Tera Warner: How to Resist Cravings for Cooked Food on the Raw Food Diet

I wish I could count the number of times I sat clenching my fists, gritting my teeth and using any manner of force, will power and sheer brute-strength to resist cravings for certain foods, only to discover much later that “resistance” really is futile.

If you’re anything like I was, this will likely sound familiar:

It starts innocently enough most times. A little nibble here, a dip of the finger there…

…then before long, the flood gates open and within minutes you find yourself staring in shock at the bottom of an empty bowl, stunned at how little control you seemed to have over the actions that just transpired


For a long time, struggling with cravings felt like a living horror flick from which I couldn’t escape. Constantly feeling bombarded by “forbidden foods,” I wrestled internally for a very long time before I finally figured out the tools to handle my emotional eating and food obsessions.

It didn’t feel “fair,” when I would look around me and see prom queens kicking back bacon double cheeseburgers and then bouncing off like they had all the energy in the world. They didn’t seem to constantly have food on the brain and they were eating 10 times worse than I was.

I’m happy to say, those food-obsessed days are finally behind me and freedom feels great!

But it didn’t happen over night.

I’ve spent thousands of hours studying, trying, butting my head against the wall, falling down then pulling myself up again until finally coming to the realization that I had been missing a few very important pieces of information and tools to handle the situation. Once I discovered these, I finally had what it took to overcome my food obsessions and cravings once and for all.

We’ve outlined many of the steps of that journey and built in the tools that were discovered along the way in our upcoming program “A Diva’s Survival Guide to Cravings and Emotional Eating”. We hope to release this program next week, so stay tuned!

Today we’re going to share a little something we didn’t include in that program, but has nonetheless had a profound impact on helping me confront my relationship with food.

Why do you eat?

Sounds simple enough, but really, why do you eat?

You eat to fuel your body and have the energy you need to function well, right?

In a perfect world it might stop at that, however, few people actually realize that one of the very biggest reasons we eat is to experience sensation!

If we truly ate to fuel ourselves and get the energy we needed, we’d be much more practical about our food choices, and have way less eating disorders out there. Just think of the shelves and shelves of recipe books in the world, with all manner of shapes, colors, sizes, names and tricks designed to tempt us into foods with the promise of sensation as the reward!

And yet, we know very well that the sensations we get from food, while at times pleasurable, are still of a low grade compared to something like enthusiasm, excitement, love or passion for something more substantial than a slab of cheesecake. Foods that offer sensation at the price of addiction easily drive you into a cycle of dependency.

It’s important to understand that the very ability to perceive anything in the first place comes from you! It is you!

Think about that for a second.

The flavor and perception of sensation (the exciting part) is in YOU, not the food itself! If it was in the food itself, we’d all have the same reaction to the same foods. But it doesn’t work that way.

Any hypnotist knows that you can get a person to go through just about any physiological reaction in the body, simply by imposing commands on the person at a subconscious level.

You could hypnotize a person to have a very violent reaction to specific foods, for example. These are things that are controllable within the person, and are not affected by controlling the food itself.

Fortunately, you don’t need hypnotism or somebody else’s subconscious commands to produce these kind of effects. You can produce them yourself with nothing more than the simple desire to make it happen! You can create any sensation in your body you wish, just by deciding to experience it. That’s what visualization is all about. That’s what hypnotists and therapists make a fortune applying on their patients.

You can experience serenity, joy, fear, excitement, seduction and intense pleasure just by closing your eyes and creating those sensations within you. Just think about something that excites you, and you’ll start to feel excited. Just like mentioning the idea of biting into a lemon is enough to make most people pucker and salivate as if the lemon were right there!
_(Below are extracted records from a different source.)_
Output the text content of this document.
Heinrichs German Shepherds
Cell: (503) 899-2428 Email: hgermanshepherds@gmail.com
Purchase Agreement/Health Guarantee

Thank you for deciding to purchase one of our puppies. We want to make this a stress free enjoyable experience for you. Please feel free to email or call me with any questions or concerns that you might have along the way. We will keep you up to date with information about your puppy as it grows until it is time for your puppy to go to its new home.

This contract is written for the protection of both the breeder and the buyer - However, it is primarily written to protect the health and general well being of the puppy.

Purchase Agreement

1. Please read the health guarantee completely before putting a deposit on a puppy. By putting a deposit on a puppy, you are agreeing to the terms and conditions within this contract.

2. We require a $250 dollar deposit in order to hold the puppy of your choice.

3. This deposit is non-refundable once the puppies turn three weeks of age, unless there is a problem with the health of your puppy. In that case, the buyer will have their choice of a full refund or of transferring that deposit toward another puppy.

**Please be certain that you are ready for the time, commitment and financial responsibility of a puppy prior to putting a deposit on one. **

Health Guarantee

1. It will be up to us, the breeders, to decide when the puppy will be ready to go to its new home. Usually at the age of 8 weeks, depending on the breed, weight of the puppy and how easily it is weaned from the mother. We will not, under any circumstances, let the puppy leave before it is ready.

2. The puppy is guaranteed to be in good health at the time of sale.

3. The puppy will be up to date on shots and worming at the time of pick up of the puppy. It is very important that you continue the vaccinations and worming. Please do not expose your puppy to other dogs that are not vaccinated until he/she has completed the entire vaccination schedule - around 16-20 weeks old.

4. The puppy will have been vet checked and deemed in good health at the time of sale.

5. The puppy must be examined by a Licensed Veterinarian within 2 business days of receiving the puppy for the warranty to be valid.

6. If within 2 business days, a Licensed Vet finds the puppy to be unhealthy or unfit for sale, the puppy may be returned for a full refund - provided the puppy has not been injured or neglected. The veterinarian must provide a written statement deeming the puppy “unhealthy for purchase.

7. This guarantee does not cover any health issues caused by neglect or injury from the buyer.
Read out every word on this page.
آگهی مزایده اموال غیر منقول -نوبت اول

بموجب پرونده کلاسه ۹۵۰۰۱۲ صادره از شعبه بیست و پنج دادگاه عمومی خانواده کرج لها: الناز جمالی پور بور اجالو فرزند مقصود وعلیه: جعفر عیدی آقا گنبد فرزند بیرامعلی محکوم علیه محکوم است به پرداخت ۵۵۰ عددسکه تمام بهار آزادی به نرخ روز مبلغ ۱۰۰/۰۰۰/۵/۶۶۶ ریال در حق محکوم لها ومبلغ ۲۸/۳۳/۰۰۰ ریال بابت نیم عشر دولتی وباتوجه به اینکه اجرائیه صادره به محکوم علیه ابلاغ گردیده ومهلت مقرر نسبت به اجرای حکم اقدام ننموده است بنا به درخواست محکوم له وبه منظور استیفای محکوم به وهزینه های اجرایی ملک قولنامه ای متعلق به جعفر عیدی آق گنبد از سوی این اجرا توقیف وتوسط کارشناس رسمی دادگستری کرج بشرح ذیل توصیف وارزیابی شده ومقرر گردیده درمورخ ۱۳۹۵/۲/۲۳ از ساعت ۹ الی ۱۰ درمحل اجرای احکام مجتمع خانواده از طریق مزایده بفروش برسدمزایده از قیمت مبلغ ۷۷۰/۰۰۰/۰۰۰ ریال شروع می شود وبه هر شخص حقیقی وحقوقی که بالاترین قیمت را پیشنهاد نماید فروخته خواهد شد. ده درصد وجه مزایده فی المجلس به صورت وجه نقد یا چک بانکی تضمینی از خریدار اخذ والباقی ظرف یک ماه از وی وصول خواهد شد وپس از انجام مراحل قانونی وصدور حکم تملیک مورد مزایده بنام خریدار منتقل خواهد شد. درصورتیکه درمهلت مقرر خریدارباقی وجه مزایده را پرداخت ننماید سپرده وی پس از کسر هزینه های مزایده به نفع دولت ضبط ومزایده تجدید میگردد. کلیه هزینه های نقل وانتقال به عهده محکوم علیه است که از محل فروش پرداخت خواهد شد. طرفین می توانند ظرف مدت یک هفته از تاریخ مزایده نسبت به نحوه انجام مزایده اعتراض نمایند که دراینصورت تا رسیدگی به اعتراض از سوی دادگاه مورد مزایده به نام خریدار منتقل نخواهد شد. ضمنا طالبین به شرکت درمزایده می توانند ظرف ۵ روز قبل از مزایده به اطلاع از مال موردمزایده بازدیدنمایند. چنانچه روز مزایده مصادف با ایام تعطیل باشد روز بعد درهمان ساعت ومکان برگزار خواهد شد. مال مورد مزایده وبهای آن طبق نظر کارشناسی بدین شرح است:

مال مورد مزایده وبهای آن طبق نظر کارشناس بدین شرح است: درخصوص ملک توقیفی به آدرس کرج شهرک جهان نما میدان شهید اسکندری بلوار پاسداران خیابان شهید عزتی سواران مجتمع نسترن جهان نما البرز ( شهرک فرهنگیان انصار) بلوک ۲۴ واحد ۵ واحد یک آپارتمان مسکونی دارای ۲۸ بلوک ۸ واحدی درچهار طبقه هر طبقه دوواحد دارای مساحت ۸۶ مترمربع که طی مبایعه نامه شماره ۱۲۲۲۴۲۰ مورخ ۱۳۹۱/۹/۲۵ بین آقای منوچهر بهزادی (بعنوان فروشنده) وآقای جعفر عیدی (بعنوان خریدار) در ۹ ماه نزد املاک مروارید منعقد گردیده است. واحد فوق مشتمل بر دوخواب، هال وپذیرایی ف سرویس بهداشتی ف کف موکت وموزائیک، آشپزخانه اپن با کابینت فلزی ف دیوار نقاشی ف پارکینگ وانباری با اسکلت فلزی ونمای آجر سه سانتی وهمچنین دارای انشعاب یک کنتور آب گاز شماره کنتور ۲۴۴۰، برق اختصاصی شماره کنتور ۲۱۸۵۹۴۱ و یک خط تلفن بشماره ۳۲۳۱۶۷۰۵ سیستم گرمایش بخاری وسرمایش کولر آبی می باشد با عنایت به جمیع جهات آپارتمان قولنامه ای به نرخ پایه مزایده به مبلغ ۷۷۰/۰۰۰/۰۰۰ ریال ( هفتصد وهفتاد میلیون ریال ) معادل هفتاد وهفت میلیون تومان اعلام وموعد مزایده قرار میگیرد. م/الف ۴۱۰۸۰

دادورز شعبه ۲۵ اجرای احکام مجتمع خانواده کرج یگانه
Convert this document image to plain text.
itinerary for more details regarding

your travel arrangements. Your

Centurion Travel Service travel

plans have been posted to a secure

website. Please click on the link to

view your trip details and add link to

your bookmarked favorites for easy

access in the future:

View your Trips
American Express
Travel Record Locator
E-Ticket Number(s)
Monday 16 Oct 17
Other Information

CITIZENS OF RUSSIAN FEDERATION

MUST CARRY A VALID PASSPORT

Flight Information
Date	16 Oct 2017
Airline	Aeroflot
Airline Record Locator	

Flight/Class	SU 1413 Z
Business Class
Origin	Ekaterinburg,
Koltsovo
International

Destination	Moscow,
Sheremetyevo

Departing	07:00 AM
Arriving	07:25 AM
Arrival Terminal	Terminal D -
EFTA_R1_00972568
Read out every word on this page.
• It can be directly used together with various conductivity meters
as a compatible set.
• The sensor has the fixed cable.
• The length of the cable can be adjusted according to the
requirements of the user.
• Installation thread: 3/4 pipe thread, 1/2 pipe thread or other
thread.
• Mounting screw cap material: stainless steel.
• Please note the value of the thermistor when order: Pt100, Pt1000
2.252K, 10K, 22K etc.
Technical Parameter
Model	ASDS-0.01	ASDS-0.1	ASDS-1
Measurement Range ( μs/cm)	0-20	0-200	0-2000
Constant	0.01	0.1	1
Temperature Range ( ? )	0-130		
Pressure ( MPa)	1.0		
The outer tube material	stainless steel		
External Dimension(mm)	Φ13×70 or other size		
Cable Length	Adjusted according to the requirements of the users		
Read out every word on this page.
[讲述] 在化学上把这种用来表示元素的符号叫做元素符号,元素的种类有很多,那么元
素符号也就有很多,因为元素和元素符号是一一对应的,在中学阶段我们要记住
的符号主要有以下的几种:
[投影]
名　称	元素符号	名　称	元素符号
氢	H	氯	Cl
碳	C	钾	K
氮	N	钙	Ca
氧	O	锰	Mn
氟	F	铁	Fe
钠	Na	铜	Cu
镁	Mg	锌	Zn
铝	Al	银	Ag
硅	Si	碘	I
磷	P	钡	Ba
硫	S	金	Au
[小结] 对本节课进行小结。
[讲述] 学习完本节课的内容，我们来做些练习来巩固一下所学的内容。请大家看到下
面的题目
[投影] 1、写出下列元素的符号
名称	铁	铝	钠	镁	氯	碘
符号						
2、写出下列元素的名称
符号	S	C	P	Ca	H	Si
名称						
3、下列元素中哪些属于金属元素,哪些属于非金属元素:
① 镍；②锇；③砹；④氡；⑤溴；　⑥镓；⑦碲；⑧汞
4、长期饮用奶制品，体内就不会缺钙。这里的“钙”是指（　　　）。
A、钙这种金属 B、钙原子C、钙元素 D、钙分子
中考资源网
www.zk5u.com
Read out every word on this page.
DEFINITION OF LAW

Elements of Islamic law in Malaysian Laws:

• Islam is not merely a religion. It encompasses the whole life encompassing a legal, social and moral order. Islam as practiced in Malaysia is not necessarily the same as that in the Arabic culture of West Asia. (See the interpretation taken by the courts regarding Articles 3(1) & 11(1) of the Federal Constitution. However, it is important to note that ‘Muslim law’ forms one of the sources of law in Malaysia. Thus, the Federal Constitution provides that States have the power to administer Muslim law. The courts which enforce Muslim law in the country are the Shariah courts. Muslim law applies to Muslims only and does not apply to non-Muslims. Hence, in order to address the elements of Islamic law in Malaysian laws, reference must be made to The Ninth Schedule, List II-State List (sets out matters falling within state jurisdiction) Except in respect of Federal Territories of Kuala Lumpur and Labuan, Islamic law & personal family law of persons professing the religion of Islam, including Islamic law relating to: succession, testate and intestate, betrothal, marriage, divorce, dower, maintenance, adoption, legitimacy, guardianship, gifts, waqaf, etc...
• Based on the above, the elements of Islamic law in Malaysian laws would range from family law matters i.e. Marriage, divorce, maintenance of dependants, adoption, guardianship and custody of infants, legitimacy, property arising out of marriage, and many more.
Do you see the possibility of what this could mean for you?

I’ve always insisted that the pursuit of health is about a whole lot more than food. I mean, if people can cure themselves of cancer by watching old comedy flicks, surely we can overcome some insatiable chocolate cravings with a bit of imagination and creative thought!

The sensations you’re getting from your food are actually a very low-grade sensation compared to the sensations of playfulness, joy, enthusiasm or exhilaration that can be gotten from being actively engaged in life. These sensations offer a much deeper level of satisfaction and stimulation, and don’t disappear when you’ve taken the last bite! You can’t get indigestion from having too great of an imagination!

Get your head out of your cereal bowl and set your sites on the stars, the flowers, and the people and places around you! Eat for the sake of fueling your body, and rediscover the pleasure of sensation and perceptions in things that will not bring your body down or get you stuck in a pattern of cravings and emotional eating.

Just play a bit more, take food a bit less “seriously” and start having fun experiencing life for what it has to offer. In no time you’ll see how cravings and food obsessions just run by the boards effortlessly.